July 13, 2016
The problem of personalization has become incredibly common in machine learning and many of its applications: social networks, news aggregators and search engines are constantly updating and tweaking their algorithms to give individual users a unique experience. In this post I will expose two strategies that can be used to build personalized recommendations using Vowpal Wabbit’s fast machine learning capabilities.
Personalization engines suggest relevant content with the objective of maximizing a specific metric. For example: a news website might want to increase the number of clicks in a session; on the other hand, for an ecommerce app it is very important to identify visitors that are more likely to buy a product in order to target them with special offers. Our data comes from the RecSys challenge 2015, you can access the complete dataset here .
Installing Vowpal Wabbit & Scikit Learn
Make sure that you have all the Prerequisite Software .
$ git clone https://github.com/JohnLangford/vowpal_wabbit.git $ make $ make install
Downloading the dataset
For most applications, collaborative filtering yields satisfactory results for item recommendations; there are however several issues that arise that might make it difficult to scale up a recommender system.
- The number of features can grow quite large, and given the usual sparsity of consumption datasets, collaborative filtering needs every single feature and datapoint available.
- For new data points, the whole model has to be re-trained
We will use Vowpal Wabbit’s matrix factorization capabilities to build a recommender that is similar in spirit to collaborative filtering but that avoids the pitfalls that we mentioned before. After installing Vowpal Wabbit, I recommend that you quickly go check out it’s input format and main command line arguments .

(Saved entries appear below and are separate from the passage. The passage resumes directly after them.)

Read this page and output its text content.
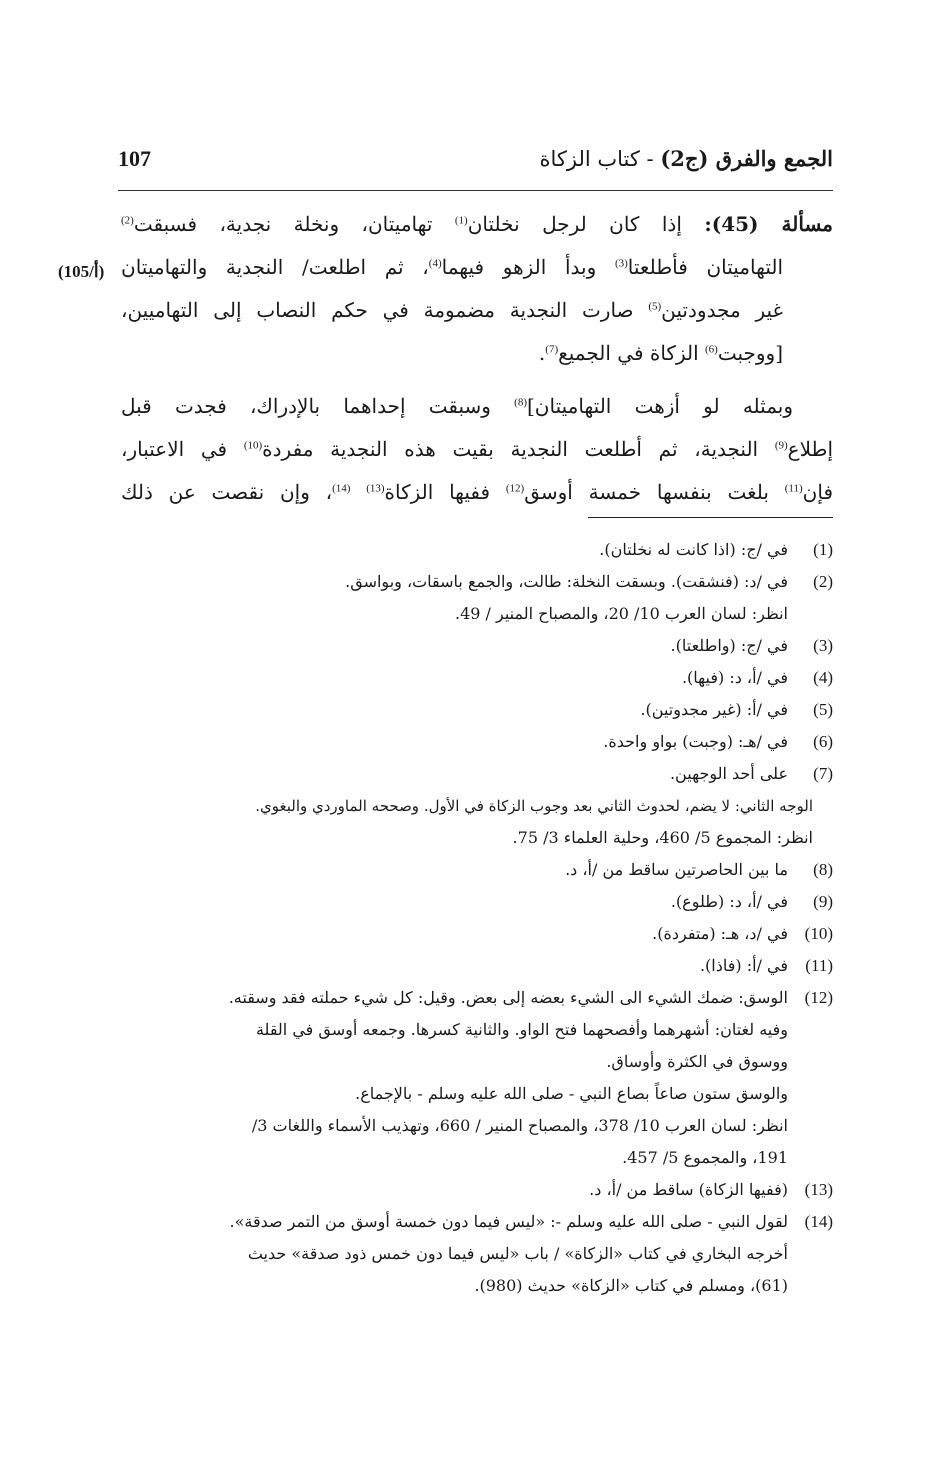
الجمع والفرق (ج2) - كتاب الزكاة
107
(105/أ)
مسألة (45): إذا كان لرجل نخلتان$^{(1)}$ تهاميتان، ونخلة نجدية، فسبقت$^{(2)}$
التهاميتان فأطلعتا$^{(3)}$ وبدأ الزهو فيهما$^{(4)}$، ثم اطلعت/ النجدية والتهاميتان
غير مجدودتين$^{(5)}$ صارت النجدية مضمومة في حكم النصاب إلى التهاميين،
[ووجبت$^{(6)}$ الزكاة في الجميع$^{(7)}$.
وبمثله لو أزهت التهاميتان]$^{(8)}$ وسبقت إحداهما بالإدراك، فجدت قبل
إطلاع$^{(9)}$ النجدية، ثم أطلعت النجدية بقيت هذه النجدية مفردة$^{(10)}$ في الاعتبار،
فإن$^{(11)}$ بلغت بنفسها خمسة أوسق$^{(12)}$ ففيها الزكاة$^{(13)}$ $^{(14)}$، وإن نقصت عن ذلك
(1)
في /ج: (اذا كانت له نخلتان).
(2)
في /د: (فنشقت). وبسقت النخلة: طالت، والجمع باسقات، وبواسق.
انظر: لسان العرب 10/ 20، والمصباح المنير / 49.
(3)
في /ج: (واطلعتا).
(4)
في /أ، د: (فيها).
(5)
في /أ: (غير مجدوتين).
(6)
في /هـ: (وجبت) بواو واحدة.
(7)
على أحد الوجهين.
الوجه الثاني: لا يضم، لحدوث الثاني بعد وجوب الزكاة في الأول. وصححه الماوردي والبغوي.
انظر: المجموع 5/ 460، وحلية العلماء 3/ 75.
(8)
ما بين الحاصرتين ساقط من /أ، د.
(9)
في /أ، د: (طلوع).
(10)
في /د، هـ: (متفردة).
(11)
في /أ: (فاذا).
(12)
الوسق: ضمك الشيء الى الشيء بعضه إلى بعض. وقيل: كل شيء حملته فقد وسقته.
وفيه لغتان: أشهرهما وأفصحهما فتح الواو. والثانية كسرها. وجمعه أوسق في القلة
ووسوق في الكثرة وأوساق.
والوسق ستون صاعاً بصاع النبي - صلى الله عليه وسلم - بالإجماع.
انظر: لسان العرب 10/ 378، والمصباح المنير / 660، وتهذيب الأسماء واللغات 3/
191، والمجموع 5/ 457.
(13)
(ففيها الزكاة) ساقط من /أ، د.
(14)
لقول النبي - صلى الله عليه وسلم -: «ليس فيما دون خمسة أوسق من التمر صدقة».
أخرجه البخاري في كتاب «الزكاة» / باب «ليس فيما دون خمس ذود صدقة» حديث
(61)، ومسلم في كتاب «الزكاة» حديث (980).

We preprocessed the RecSys data to produce a file that is already compatible with Vowpal Wabbit’s. For ease of explanation we decided to use a pretty basic feature set, but if you are interested in finding a precise solution to this problem I suggest that you check out the winning solution for the RecSys 2015 challenge .
We will use the purchase information included in buys.vw to fit a VW model, every data point in this file represents a purchase with a quantity, session id and item id:
[quantity] |s [session id] |i [item id]
We will add the – -rank K argument to use Vowpal Wabbit in matrix factorization mode where K denotes the number of latent features. We also need to specify at least one pair of variable interactions between namespaces, in this case –interactions is represents interactions between namespace i and namespace s .
$ vw -d buys.vw --rank 20 --interactions is
The previous command fits a model with quadratic interactions for 20 latent features. Vowpal Wabbit does not output the matrix factorization weights by default, but we can use the gd_mf_weights script included in the library directory to dump all the information that we need:
$ ~/vowpal_wabbit/library/./gd_mf_weights \ -I buys.vw --vwparams '-d buys.vw --rank 20 --interactions is'
If you have trouble finding the path for gd_mf_weights:
$ find ~/ -name gd_mf_weights
The file i.quadratic should be among the files that gd_mf_weights writes out, this a compressed representation of every item and can be used to find pairs of items that are similar to each other and recommend those to users given their past browsing and purchasing history.
I like to use scikit learn’s kd-tree nearest neighbours implementation, but you can choose any other neighbor search algorithm:
from sklearn.neighbors import NearestNeighbors import pandas as pd import numpy as np items_quadratic = pd.read_csv("i.quadratic", sep="\t", header=None) nbrs = NearestNeighbors(n_neighbors=5, algorithm='kd_tree').fit(items_quadratic) distances, indices = nbrs.kneighbors(items_quadratic) print indices
Vowpal Wabbit also includes its own recommendation script implemented in recommend , in order to use it you need to specify the following parameters:
– -topk : the number of items to recommend
-U : a list of the subset of all users for which you want to output a recommendation
-I : a list of items for which to recommend from
-B : a list of user-item pairs that we should not recommend
We have included a list of all items in items.vw and an empty blacklist.vw file. Let’s say we want to recommend 5 items to session number 420471 amongst all possible items with no blacklisted pairs:
echo '|s 420471' | ~/code/vowpal_wabbit/library/./recommend --topk 5 -U /dev/stdin -I items.vw -B blacklist.vw --vwparams '-d buys.vw --rank 20 --interactions is --quiet'
Outputs the following recommendations
0.271379 |s 420471|i 3391236 0.271379 |s 420471|i 3915524 0.271506 |s 420471|i 3095836 0.279096 |s 420471|i 2531796 0.279096 |s 420471|i 5677524
If you want to read more about the mathematics of matrix factorizations for item recommendation I suggest that you check out Matrix Factorization Techniques for Recommender Systems by Koren, Bell & Volinksy.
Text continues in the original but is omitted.